Celui-là, à tous les coups on en entendra encore parler. Ernst Umhauer, illustre inconnu il y a encore quelques semaines, crève littéralement l’écran et porte — avec Fabrice Luchini — le film sur ses frêles épaules. S’il a cinq ans de plus que le rôle de Claude Garcia (21 ans au lieu de 16), Ernst Umhauer dégage un mélange d’innocence et de perversité, de douceur et de rouerie qui font inévitablement penser à une version ado de Terence Stamp dans Théorème, de Pier Paolo Pasolini.
Autre référence qui vient à l’esprit : Eyes Wide Shut de Stanley Kubrick, moins par le sujet (quoiqu’il y est aussi question de fantasmes et de pouvoir de l’imagination) que par la manière dont Ozon démonte le personnage de Luchini comme Kubrick l’avait fait avec Tom Cruise. Oublié le pédant déclamant La Fontaine ou Céline comme si sa vie en dépendait, place au prof de lettres frustré qui tente de se consoler en se faisant passeur de littérature.
On pense aussi à Woody Allen, quand le personnage de Germain (le prof, donc) s’invite dans des scènes où il n’est pas sensé être, continuant le dialogue avec le jeune Claude. Mais Ozon n’est pas Woody Allen, et encore moins Stanley Kubrick, et son film avance tant bien que mal, plutôt desservi par un scénario bancal : un comble pour un long-métrage qui traite de la création littéraire et de son rapport au réel.
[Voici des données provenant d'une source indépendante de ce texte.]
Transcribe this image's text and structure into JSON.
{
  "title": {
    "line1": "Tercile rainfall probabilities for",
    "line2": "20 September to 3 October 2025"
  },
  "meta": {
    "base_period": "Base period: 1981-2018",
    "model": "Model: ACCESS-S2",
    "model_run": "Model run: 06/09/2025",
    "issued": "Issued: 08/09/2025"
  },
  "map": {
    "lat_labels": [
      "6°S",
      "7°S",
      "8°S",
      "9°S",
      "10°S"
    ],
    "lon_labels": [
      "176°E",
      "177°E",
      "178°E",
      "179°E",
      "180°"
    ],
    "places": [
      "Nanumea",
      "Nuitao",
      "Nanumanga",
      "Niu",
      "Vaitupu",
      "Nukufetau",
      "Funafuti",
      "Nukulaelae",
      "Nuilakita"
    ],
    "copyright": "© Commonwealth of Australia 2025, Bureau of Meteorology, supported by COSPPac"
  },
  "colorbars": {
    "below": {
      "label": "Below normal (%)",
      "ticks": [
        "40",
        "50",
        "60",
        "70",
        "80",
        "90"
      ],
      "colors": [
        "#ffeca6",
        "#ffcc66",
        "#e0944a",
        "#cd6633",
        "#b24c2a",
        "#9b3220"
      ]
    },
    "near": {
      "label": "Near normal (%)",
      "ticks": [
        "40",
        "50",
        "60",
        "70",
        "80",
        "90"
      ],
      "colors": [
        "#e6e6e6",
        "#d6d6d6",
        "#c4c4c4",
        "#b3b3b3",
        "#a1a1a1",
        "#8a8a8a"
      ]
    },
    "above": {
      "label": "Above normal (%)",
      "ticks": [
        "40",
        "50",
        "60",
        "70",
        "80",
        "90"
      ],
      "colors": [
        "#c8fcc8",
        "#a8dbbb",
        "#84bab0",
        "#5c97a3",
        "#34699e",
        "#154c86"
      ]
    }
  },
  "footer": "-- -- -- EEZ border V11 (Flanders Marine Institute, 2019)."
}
La famille normale, comme on dit aujourd’hui, que Claude rêve d’investir, puis de dynamiter, est finalement plutôt effrayante de bassesse, d’étroitesse d’esprit, de petites ambitions et d’ennui généralisé. Ce père et ce fils qui ont le même prénom (alors que le personnage de Luchini s’appelle Germain Germain, un peu comme Humbert Humbert dans Lolita), tous deux fans de basket et de pizzas, cohabitent avec une femme frustrée dont les aspirations s’arrêtent à la décoration d’intérieur. Autant dire qu’on n’attend que ça, voir ce trio pitoyable percuté par un projectile incontrôlable et dispersé aux quatre vents.
Ce n’est pourtant pas ce qui se passe. Dommage, car dans les leçons que Luchini donne au jeune Umhauer, il y avait deux choses importantes qu’Ozon semble oublier en route : « l’important, c’est ce qui va se passer » et « une bonne fin est celle à laquelle le lecteur ne s’attend pas, mais dont il se dit après coup qu’il ne pouvait pas y en avoir d’autre ». Or il ne se passe pas grand chose, et la fin reste très en dessous de ce que le film pouvait promettre. Cette maison-là (qui ressemble d’ailleurs curieusement à un pavillon standard américain, allez savoir pourquoi) ne cache en fait aucun mystère, et c’est bien dommage.